I watch The Green Prince and think, “Here are two men who have maintained their humanity in inhuman situations.” I do not see it and remember that all of the men and women within its frames are human in inhuman situations. That realization comes later.
I feel for Mosab Hassan Yousef. I feel for Gonen Ben Yitzhak. Watching this film, and the earlier documentary The Gatekeepers — about the men who led the Shin Bet, with which this would make an excellent double feature — I feel so many things for so many people. In that sense, The Green Prince is a complete success. The fact that I leave with no clear idea of how one might soothe the inhuman situations it presents as fait accompli makes the film less successful.

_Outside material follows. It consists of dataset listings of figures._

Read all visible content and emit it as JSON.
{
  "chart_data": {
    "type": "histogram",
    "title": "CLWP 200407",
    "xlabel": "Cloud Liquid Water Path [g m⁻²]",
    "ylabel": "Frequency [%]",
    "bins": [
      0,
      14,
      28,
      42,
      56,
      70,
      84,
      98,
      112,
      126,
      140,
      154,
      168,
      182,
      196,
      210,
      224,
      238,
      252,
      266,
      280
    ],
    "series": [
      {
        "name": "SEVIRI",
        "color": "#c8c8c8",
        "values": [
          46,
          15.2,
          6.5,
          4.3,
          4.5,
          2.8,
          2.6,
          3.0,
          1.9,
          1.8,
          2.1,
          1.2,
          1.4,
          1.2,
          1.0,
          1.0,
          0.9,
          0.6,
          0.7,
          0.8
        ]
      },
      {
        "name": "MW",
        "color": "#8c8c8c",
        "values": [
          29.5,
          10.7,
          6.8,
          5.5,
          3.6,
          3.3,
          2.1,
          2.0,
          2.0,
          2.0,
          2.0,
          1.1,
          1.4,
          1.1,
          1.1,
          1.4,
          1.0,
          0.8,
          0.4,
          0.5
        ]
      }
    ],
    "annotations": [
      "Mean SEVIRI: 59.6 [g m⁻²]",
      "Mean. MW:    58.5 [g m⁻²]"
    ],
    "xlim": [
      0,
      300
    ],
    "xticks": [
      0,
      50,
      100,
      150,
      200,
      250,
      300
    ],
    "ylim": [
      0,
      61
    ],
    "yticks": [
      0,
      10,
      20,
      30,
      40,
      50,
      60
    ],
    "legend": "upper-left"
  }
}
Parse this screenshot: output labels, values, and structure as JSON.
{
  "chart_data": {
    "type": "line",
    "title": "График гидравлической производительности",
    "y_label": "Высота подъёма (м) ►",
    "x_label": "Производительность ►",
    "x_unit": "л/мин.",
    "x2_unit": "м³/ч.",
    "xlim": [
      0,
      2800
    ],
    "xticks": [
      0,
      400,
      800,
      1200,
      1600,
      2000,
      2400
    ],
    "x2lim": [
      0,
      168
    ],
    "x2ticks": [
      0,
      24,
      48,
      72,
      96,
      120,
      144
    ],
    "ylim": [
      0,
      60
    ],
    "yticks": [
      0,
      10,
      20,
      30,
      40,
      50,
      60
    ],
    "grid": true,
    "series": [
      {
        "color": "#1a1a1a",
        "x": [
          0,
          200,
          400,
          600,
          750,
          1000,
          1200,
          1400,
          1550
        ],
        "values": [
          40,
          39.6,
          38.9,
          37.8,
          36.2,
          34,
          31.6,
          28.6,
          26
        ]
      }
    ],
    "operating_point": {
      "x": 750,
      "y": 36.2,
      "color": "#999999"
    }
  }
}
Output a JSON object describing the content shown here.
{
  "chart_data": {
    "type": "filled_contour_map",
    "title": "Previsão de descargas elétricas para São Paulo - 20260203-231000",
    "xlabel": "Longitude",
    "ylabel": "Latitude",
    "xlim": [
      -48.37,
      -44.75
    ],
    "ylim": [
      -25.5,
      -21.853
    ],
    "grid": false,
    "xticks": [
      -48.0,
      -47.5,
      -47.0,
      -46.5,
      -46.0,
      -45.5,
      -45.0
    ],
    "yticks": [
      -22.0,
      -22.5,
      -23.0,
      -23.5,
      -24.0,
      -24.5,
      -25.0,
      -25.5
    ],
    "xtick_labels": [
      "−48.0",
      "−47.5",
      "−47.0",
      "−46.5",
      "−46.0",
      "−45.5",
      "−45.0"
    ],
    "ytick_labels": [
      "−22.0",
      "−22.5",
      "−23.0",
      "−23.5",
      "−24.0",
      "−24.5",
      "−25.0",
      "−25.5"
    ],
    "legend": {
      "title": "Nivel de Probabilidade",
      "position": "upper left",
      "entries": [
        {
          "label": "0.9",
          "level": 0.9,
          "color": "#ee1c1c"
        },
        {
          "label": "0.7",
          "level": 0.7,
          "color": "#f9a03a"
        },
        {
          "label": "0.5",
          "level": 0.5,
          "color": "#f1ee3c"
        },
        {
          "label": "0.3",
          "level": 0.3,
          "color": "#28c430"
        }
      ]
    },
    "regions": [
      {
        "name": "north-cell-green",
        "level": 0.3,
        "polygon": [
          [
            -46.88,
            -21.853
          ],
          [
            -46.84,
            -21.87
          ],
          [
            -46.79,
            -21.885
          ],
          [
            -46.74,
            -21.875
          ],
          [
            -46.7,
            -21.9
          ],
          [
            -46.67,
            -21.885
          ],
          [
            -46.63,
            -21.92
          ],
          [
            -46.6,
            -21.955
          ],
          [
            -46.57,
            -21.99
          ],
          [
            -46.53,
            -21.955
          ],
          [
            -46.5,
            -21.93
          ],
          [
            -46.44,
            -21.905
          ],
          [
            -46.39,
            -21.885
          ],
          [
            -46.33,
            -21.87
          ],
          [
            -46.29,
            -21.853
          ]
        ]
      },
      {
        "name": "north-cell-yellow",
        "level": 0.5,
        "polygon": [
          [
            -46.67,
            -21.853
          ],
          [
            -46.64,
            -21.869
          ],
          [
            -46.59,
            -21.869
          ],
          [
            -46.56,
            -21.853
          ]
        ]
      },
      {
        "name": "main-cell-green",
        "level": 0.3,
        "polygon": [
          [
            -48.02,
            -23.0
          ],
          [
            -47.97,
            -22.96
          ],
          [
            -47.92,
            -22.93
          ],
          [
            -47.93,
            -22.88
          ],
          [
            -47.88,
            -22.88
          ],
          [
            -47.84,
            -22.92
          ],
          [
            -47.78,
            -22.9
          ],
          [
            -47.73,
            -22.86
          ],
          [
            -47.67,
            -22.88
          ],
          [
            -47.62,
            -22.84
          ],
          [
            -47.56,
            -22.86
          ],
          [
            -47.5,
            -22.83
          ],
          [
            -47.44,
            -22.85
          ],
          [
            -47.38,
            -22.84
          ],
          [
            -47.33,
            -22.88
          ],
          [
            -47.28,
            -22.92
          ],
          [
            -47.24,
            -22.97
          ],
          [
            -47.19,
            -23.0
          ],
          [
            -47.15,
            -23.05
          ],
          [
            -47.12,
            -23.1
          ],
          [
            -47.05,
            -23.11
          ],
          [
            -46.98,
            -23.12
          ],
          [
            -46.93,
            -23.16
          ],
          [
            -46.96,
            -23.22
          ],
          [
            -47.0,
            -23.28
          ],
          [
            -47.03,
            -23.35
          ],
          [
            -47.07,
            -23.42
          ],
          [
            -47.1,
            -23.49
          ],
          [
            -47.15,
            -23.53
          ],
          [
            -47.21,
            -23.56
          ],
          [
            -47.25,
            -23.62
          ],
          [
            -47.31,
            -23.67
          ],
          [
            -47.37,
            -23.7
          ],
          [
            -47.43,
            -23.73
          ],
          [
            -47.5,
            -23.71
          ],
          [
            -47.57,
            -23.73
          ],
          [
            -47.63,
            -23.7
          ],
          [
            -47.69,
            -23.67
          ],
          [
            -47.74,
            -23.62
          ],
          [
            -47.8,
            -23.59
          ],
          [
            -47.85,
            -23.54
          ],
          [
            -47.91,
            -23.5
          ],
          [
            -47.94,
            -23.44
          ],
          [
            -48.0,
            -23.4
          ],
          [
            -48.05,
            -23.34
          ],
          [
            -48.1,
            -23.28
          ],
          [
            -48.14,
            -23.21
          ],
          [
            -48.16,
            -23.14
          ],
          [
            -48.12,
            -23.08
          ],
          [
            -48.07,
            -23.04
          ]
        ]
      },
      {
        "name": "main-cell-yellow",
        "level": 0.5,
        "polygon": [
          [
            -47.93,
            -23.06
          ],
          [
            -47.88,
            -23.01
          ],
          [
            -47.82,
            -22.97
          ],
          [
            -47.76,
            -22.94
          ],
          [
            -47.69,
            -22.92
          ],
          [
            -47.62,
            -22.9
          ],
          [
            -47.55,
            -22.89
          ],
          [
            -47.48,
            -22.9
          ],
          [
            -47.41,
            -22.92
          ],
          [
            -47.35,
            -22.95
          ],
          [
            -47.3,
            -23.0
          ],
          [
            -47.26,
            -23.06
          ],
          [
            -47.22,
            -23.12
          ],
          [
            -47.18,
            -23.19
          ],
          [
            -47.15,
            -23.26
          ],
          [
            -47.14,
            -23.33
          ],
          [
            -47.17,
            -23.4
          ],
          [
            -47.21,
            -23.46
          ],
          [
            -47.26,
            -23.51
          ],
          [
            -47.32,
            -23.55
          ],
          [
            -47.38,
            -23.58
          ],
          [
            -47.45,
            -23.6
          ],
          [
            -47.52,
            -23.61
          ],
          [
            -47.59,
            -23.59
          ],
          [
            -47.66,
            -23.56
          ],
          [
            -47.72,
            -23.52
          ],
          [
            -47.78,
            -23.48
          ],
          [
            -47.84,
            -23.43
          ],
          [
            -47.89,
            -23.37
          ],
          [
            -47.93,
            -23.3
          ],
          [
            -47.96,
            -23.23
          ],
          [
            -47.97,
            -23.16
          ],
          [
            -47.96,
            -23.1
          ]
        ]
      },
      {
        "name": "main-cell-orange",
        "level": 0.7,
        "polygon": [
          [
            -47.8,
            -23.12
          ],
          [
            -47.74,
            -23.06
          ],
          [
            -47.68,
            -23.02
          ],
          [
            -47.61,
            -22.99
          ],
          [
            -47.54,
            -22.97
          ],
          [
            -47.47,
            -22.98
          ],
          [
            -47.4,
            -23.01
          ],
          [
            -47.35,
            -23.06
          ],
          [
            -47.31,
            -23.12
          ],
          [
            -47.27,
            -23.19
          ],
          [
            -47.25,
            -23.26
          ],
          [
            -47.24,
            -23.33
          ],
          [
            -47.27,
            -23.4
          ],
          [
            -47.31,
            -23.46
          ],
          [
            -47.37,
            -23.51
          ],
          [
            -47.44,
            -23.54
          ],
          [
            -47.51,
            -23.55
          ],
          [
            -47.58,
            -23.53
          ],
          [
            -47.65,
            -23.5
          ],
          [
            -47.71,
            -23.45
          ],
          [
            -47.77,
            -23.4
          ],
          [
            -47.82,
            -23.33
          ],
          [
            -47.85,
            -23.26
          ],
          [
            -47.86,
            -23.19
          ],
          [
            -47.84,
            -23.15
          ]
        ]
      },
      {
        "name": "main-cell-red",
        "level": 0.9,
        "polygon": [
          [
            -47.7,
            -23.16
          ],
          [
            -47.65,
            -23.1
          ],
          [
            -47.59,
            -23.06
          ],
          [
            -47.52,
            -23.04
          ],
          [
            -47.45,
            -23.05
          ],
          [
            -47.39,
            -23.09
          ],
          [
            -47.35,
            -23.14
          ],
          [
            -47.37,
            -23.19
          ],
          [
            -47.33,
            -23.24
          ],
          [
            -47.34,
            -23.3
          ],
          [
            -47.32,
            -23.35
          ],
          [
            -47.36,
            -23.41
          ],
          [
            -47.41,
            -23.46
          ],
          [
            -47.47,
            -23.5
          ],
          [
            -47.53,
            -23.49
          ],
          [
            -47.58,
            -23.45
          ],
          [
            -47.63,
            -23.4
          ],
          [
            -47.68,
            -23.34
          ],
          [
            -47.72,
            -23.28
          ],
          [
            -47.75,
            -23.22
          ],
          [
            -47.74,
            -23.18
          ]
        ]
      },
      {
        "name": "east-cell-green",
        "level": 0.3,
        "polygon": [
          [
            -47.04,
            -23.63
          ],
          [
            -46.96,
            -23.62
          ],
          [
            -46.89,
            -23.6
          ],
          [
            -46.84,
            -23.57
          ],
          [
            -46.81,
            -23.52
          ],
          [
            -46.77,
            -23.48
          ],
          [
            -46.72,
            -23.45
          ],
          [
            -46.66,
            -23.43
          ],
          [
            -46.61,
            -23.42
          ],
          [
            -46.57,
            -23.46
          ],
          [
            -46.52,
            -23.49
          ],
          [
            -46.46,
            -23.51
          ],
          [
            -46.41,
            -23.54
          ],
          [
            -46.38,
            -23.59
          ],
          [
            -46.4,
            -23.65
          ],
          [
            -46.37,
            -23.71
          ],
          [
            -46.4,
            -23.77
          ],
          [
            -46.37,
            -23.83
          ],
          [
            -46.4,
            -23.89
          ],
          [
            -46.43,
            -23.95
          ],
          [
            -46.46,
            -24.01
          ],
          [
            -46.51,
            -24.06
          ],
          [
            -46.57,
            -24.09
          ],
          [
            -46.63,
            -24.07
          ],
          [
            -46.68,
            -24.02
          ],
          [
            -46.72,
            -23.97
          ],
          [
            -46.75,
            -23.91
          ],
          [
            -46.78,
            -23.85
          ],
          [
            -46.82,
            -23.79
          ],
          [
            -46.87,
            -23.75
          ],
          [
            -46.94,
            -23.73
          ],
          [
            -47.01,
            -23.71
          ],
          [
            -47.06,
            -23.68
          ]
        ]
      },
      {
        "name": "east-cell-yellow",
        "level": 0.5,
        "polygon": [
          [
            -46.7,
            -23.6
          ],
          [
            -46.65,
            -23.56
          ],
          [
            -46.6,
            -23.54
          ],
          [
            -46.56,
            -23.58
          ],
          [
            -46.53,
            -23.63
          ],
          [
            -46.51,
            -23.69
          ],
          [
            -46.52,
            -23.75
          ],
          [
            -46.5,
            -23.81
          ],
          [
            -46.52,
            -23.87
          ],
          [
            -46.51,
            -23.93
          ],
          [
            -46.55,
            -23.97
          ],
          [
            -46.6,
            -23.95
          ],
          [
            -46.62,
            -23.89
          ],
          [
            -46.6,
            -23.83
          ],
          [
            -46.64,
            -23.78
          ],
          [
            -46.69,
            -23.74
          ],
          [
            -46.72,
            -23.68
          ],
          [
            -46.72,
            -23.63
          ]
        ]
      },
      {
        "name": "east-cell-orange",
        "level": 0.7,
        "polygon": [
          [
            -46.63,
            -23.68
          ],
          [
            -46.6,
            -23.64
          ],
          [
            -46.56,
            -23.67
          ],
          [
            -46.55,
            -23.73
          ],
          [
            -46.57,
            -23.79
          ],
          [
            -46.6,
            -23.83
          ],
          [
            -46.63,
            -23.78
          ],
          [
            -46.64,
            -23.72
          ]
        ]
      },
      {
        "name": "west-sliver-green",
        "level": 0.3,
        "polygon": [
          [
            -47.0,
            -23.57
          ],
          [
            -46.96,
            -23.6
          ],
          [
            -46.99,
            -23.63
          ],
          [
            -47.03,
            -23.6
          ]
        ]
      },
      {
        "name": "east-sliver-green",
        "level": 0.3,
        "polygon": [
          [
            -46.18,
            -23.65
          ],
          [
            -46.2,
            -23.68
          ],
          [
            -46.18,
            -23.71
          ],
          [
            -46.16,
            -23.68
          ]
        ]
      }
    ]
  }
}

But the weight of the world can’t rest on one film. That weight’s too busy sitting on those of us who keep the world spinning.
I don’t know that your sense of being left hanging is a failure on the part of this film (I comment in the abstract–I haven’t seen it, though I now plan to). It may actually count as another of the film’s successes.
If you’d come away a freshly-turned bodhisattva, with the beginnings of an idea that would soothe and smooth the inhuman situation between Israel and Palestine (and everywhere; let’s face it, if you could unknot this Gordian tangle, you could cut through pretty much any human discord), would that have made the film a success? Gauging an artistic work’s success on its capacity to turn one into Christ or Buddha or (perhaps more appropriately) Douglas Adams’ Fenchurch, or to induce the delusion that one is any of the above, seems a pretty high standard.
(On the other hand, a production’s capacity to induce delusion may very well be a marker of success on a grand scale. I’m thinking of the original radio broadcast of Wells’ “War of the Worlds,” here.)
The kind of layered time-release of shattering realizations that you describe–empathy for the protagonists’ humanity; then for their enemies and allies’ humanity; then fear at the trap in which they all alike have caught themselves, abyssal and smooth-walled and inescapable–these sound like the product of the very highest art, a piece that recalls the likes of Dostoyevsky and Camus.
In fact, the final layer may be the film’s induction of a feeling of responsibility for these people, of a desire and need to resolve their tragedy–the viewer’s reach for the film, the nearest instrument to hand, and subsequent frustration at its inadequacy. That last, flailing grasp for purchase on the problem might very well be the best marker of it’s portrayal’s success.
I certainly remember feeling this way after reading Camus.
Or–and this is also possible–have I misunderstood your feelings?
! “…*its* portrayal’s…” Sorry. I do know the difference between a possessive and a contraction.
Or perhaps I expressed myself too obliquely.
The film feels unquestioning of the assumptions that Hamas deserves eradication and Israel deserves to protect itself in the way that it does. Neither is above question.
But I didn’t (and don’t) want to get into a morass of finger pointing in re: the Middle East. My own thoughts on the matter are complex and not of relevancy to this blog.
I just wanted to raise an eyebrow at a film that avoided a difficult question — one that sits at the center of its subject matter.
Ah. I did misunderstand then. But we agree; neither proposition is above question–and the film having avoided the question, while centering on a turncoat/spy in the Hamas organization, makes it far less insightful than I’d originally imagined.